Almost an entire Italian town was tested by researchers from the University of Padua and Imperial College London to check how long antibodies last.
More than 85 per cent of the 3,000 residents of Vo', Italy, in February and March 2020 were tested for Ovid-19 infection, then tested again in May and November 2020 for antibodies against the virus.
The team found that 98.8 per cent of infected people showed detectable levels of antibodies up to nine months later. There was no difference between people who had suffered Covid symptoms and those who were symptom-free. The results were published on Monday in Nature Communications.
Previous studies suggested immunity lasts around six months, meaning it is possible to catch Covid twice. Being vaccinated reduces the likelihood of infection and douses symptoms but does not necessarily prevent falling ill.
The researchers previously found that mass testing and quarantining in Vo’ – which experienced the first known Covid-19 death in Italy – enabled the community to suppress the virus in only a few weeks. The town went into quarantine immediately after the death on February 21, 2020 and locking down the area and implementing a test and trace system “substantially reduced transmission”.
In the latest study the team found cases of antibody levels increasing in some people, suggesting potential reinfection with the virus, providing a boost to the immune system.
"We found no evidence that antibody levels between symptomatic and asymptomatic infections differ significantly, suggesting that the strength of the immune response does not depend on the symptoms and the severity of the infection," lead author Dr Ilaria Dorigatti, of Imperial College said.

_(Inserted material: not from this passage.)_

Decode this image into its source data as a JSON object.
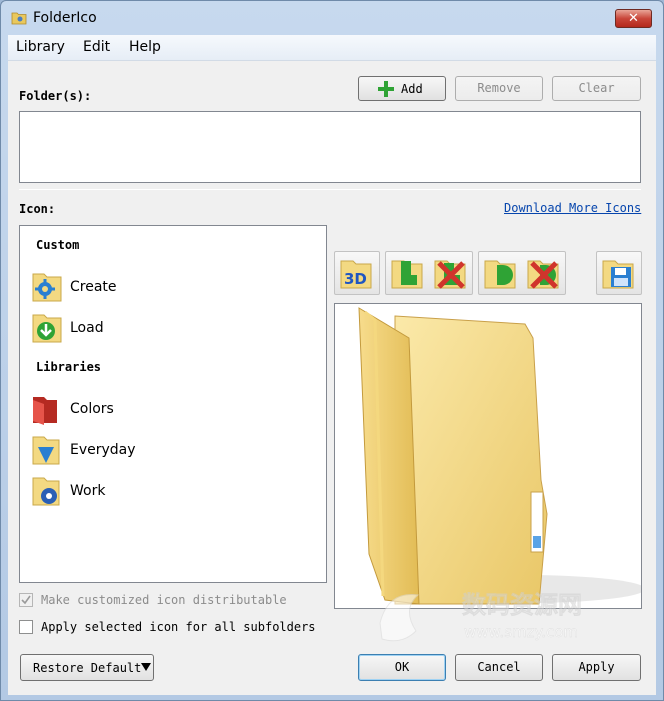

"However, our study does show that antibody levels vary, sometimes markedly, depending on the test used. This means that caution is needed when comparing estimates of infection levels in a population obtained in different parts of the world with different tests and at different times."
Prof Enrico Lavezzo, from the University of Padua, said: "The May testing demonstrated that 3.5 per cent of the Vo' population had been exposed to the virus, even though not all of these subjects were aware of their exposure given the large fraction of asymptomatic infections.
"However, at the follow-up, which was performed roughly nine months after the outbreak, we found that antibodies were less abundant, so we need to continue to monitor antibody persistence for longer time spans."
The team found that there was a 25 per cent probability that a person would pass the infection to a family member and that most transmission (79 per cent) was caused by 20 per cent of infections.
The large differences in how one infected person may infect others suggests that behavioural factors are vital for epidemic control and physical distancing, as well as limiting the number of social contacts and mask-wearing, continue to be important to reduce the risk of transmitting the disease, even in highly vaccinated populations.